Seeking the help of his colleagues in both universes, Do-won asks Han Seo-kyung (Kyung Soo-jin), an honest, yet reserved prosecutor with a big heart in one world, and a cold and emotionless detective in the other, to help him out. Together with Lee Jung-min (Shin So-yul), a tenacious member of the scientific investigation unit, they'll do whatever it takes to track down the killer in one world and protect his love in the other.

==Cast==
===Main===
- Yoon Shi-yoon as Seo Do-won
  - Lee Min-jae as young Seo Do-won
 A police officer on the path of atonement in universe "A" and a senior police inspector who has chosen the path of corruption in universe "B".
- Kyung Soo-jin as Han Seo-kyung
  - Im Chae-hyun as young Han Seo-kyung
 An honest, straight-talking prosecutor in universe "A" and a cold, emotionless detective in universe "B". She searches for the truth after finding out about the death of her father.
- Shin So-yul as Lee Jung-min
 A forensic inspector in both universes but Do-won's best friend in universe "A" and Do-won's first love and ex-girlfriend in universe "B".

===Supporting===
- Lee Hang-na as Oh Mi-sook
 Police chief who took care of Do-won and Seo-kyung in universe "A". A police chief with hidden agenda in universe "B".
- Choi Seung-yoon as Dr.
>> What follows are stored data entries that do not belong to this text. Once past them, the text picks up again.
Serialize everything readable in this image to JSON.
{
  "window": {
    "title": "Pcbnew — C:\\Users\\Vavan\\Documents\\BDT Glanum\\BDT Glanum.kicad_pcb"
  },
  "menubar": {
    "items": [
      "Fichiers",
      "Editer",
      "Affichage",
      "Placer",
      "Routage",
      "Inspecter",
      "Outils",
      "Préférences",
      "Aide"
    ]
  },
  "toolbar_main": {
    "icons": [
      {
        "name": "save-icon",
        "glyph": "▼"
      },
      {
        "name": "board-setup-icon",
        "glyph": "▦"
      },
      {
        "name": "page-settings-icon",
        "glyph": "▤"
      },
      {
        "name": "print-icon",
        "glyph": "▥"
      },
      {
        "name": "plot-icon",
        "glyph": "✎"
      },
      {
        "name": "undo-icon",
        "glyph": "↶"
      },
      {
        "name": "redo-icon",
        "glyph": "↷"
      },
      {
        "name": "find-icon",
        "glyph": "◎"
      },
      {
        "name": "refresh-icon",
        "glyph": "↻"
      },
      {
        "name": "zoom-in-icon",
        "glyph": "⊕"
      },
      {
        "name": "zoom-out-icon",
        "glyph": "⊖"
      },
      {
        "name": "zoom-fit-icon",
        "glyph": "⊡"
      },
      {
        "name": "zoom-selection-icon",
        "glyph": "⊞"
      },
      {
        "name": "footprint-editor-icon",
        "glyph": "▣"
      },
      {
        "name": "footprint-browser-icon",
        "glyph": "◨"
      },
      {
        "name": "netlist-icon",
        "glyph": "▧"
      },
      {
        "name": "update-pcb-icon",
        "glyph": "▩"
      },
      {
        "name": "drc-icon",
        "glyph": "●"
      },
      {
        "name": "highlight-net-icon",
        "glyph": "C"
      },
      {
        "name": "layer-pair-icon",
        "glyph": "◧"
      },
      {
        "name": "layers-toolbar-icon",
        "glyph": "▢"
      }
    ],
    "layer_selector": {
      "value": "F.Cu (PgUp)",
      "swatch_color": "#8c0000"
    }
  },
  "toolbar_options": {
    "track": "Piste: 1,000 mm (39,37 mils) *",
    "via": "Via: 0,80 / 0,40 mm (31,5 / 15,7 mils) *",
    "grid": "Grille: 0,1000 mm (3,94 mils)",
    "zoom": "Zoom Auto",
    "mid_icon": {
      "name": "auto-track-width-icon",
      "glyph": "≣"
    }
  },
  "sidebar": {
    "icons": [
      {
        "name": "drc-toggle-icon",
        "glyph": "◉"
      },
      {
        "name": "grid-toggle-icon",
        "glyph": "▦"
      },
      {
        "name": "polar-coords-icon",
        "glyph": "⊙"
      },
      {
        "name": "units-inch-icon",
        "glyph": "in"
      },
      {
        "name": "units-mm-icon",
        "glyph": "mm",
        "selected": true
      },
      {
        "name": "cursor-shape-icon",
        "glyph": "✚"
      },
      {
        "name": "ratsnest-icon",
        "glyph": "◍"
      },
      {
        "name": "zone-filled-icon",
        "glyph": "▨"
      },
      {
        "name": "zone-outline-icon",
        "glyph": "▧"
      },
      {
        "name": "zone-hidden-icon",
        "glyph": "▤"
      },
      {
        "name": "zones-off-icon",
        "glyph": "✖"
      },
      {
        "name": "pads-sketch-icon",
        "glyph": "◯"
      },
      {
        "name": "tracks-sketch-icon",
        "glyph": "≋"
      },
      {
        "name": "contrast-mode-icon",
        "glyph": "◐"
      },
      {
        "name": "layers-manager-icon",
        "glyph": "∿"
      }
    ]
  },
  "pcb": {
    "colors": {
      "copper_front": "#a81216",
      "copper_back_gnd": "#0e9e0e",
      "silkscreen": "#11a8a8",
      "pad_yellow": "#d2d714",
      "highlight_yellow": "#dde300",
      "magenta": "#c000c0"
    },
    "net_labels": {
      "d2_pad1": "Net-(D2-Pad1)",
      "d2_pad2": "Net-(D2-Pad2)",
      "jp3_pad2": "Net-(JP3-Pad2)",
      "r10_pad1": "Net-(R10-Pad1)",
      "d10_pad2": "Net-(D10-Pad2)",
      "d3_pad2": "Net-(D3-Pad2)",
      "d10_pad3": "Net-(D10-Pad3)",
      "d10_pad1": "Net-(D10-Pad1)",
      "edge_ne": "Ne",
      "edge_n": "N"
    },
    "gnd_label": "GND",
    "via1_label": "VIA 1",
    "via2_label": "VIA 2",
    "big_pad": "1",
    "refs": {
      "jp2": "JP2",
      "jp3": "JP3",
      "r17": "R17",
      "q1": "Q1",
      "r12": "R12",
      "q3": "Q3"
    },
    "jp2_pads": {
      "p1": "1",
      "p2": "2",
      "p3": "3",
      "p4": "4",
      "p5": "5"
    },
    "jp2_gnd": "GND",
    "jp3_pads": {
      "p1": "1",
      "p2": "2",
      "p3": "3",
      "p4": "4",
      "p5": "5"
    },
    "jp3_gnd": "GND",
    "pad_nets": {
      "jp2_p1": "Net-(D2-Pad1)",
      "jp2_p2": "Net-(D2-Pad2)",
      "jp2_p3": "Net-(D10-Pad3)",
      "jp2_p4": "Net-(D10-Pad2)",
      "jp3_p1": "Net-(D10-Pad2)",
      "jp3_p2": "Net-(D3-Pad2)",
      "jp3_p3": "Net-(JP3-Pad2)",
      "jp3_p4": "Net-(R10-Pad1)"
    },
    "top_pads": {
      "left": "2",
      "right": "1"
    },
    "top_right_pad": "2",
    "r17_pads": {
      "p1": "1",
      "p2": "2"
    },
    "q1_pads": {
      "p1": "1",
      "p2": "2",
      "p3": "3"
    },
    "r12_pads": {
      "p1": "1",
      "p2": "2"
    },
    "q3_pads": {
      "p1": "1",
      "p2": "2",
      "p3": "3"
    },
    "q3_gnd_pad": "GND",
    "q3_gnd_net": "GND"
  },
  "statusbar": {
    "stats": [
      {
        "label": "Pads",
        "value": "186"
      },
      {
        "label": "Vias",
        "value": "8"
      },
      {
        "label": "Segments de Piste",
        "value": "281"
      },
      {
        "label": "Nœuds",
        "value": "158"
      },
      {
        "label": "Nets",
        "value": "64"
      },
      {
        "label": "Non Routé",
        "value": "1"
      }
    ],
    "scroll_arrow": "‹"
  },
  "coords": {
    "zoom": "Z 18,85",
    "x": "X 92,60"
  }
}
Seok Min-joon
 A psychiatrist in universe "B" who treats Seo-kyung.
- Jo Wan-ki as Woo Jae-hyuk
 A detective in Do-won's team in both universes.
- Kim Dong-young as Kim Jin-woo
 A detective in Do-won's team in universe "A" and an ex-convict in universe "B".
- Baek Jae-woo as Kang Joon-young
 A junior detective in Do-won's team in universe "B".

==== Han Seo-kyung's family ====
- Kim Jin-seo as Han Kyu-tae
 Seo-kyung's father and the murder victim.
- Cha Yup as Lee Sung-wook
  - Kim Yoo-chan as young Lee Sung-wook
 Han Seo-kyung's disabled step-brother in universe "A" and a gang member in universe "B".

- Yoon Bok-in as Jo Young-ran
 Seo-kyung's step-mother and Sung-wook mother.

==== Seo Do-won's family ====

- Nam Moon-cheol as Seo Jae-cheol
 Do-won's father who died in universe "A" and is alive and convicted of Han Kyu-tae's murder in universe "B".

=== Others ===
- Chang Ryul as Park Tae-kyung
- Kwon Han-sol as Lee Ji-young
- Jang Yool as Park Tae-kyung
- Kim Bi-bi as NFS examiner
- Park Jung-won as Park Min-kyung
- Jang Hae-song as Lee Jin-sung

==Viewership==

Average TV viewership ratings
| Ep. | Original broadcast date | Average audience share (Nielsen Korea) |
Nationwide
| 1 | July 11, 2020 | 1.367% |
| 2 | July 12, 2020 | 1.443% |
| 3 | July 18, 2020 | 0.994% |
| 4 | July 19, 2020 | 1.3% |
| 5 | July 25, 2020 | 0.997% |
| 6 | July 26, 2020 | 1.410% |
| 7 | August 1, 2020 | 1.394% |
| 8 | August 2, 2020 | 1.297% |
| 9 | August 8, 2020 | 1.107% |
| 10 | August 9, 2020 | 1.406% |
| 11 | August 15, 2020 | 1.172% |
| 12 | August 16, 2020 | 1.426% |
| Average |  | 1.276% |
The blue numbers represent the lowest ratings and the red numbers represent the highest ratings.; N/A denotes that the rating is not known.; This drama aired on a cable channel/pay TV which normally has a relatively smaller audience compared to free-to-air TV/public broadcasters (KBS, SBS, MBC and EBS).;

==International broadcast==
The series is available on iQIYI with multi-languages subtitles in South East Asia and Taiwan, Rakuten Viki in selected regions, and in the United Kingdom and Republic of Ireland via Sky Sci-fi and NOW.

==Remake==
BBC Studios' Firebird Pictures has obtained the remake rights to the series, to be adapted for British television.